Q&A 14 How do you detect and remove duplicate rows in Python and R?
14.1 Explanation
Duplicate rows can arise from data entry errors, merging datasets, or exporting data multiple times. Identifying and removing them is an important step in data cleaning to ensure that your analysis isn’t biased or inflated.
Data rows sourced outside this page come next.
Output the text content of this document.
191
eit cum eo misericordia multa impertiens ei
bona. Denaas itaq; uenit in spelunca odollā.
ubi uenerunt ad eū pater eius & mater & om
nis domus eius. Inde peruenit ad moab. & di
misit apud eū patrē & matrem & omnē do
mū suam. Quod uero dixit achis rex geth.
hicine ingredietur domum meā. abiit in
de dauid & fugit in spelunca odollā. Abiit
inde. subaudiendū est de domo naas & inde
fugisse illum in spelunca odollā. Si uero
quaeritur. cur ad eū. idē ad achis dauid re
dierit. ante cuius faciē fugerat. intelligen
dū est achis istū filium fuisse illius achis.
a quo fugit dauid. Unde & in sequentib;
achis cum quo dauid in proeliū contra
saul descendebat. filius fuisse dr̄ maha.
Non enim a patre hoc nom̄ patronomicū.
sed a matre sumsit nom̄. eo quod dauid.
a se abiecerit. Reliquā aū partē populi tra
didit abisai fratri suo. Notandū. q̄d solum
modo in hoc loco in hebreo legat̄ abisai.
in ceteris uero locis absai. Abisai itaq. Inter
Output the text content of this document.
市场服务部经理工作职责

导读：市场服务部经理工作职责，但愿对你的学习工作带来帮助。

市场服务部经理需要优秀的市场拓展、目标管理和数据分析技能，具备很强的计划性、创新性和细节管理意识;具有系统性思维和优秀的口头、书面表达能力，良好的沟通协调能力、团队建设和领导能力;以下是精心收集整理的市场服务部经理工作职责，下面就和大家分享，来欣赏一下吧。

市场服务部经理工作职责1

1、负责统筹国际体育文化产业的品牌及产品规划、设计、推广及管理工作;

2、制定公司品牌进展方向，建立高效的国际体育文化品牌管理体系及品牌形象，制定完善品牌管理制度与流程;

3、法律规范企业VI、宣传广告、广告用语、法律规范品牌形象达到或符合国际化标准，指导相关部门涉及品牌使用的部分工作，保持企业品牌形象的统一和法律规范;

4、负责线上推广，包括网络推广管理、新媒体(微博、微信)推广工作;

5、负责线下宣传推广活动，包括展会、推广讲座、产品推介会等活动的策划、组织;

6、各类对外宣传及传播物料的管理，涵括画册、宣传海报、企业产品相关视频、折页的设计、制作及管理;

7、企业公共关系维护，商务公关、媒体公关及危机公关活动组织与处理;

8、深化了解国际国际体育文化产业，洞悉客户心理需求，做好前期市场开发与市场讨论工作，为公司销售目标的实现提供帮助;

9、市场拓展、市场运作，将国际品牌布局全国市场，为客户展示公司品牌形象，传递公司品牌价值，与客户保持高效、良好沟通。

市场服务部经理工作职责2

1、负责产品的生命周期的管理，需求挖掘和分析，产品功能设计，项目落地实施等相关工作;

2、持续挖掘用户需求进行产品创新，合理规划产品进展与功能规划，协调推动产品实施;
In both Python and R, we can:
- Detect duplicates
- Count them
- Drop them if needed
14.2 Python Code
import pandas as pd
# Load dataset
df = pd.read_csv("data/iris.csv")
# Check for duplicate rows
duplicates = df.duplicated()
print("Any duplicates?", duplicates.any())
# Count duplicate rows
print("Number of duplicates:", duplicates.sum())
# Remove duplicates
df_cleaned = df.drop_duplicates()
# Confirm removal
print("New shape:", df_cleaned.shape)
Any duplicates? True
Number of duplicates: 1
New shape: (149, 5)
14.3 R Code
library(readr)
library(dplyr)
# Load dataset
df <- read_csv("data/iris.csv")
# Check for duplicate rows
duplicates <- duplicated(df)
cat("Any duplicates?", any(duplicates), "\n")
Any duplicates? TRUE
Number of duplicates: 1
# Remove duplicates
df_cleaned <- df %>%
distinct()
# Confirm new size
cat("New number of rows:", nrow(df_cleaned), "\n")
New number of rows: 149
✅ Cleaning duplicates ensures your results reflect true observations and not duplicated data points.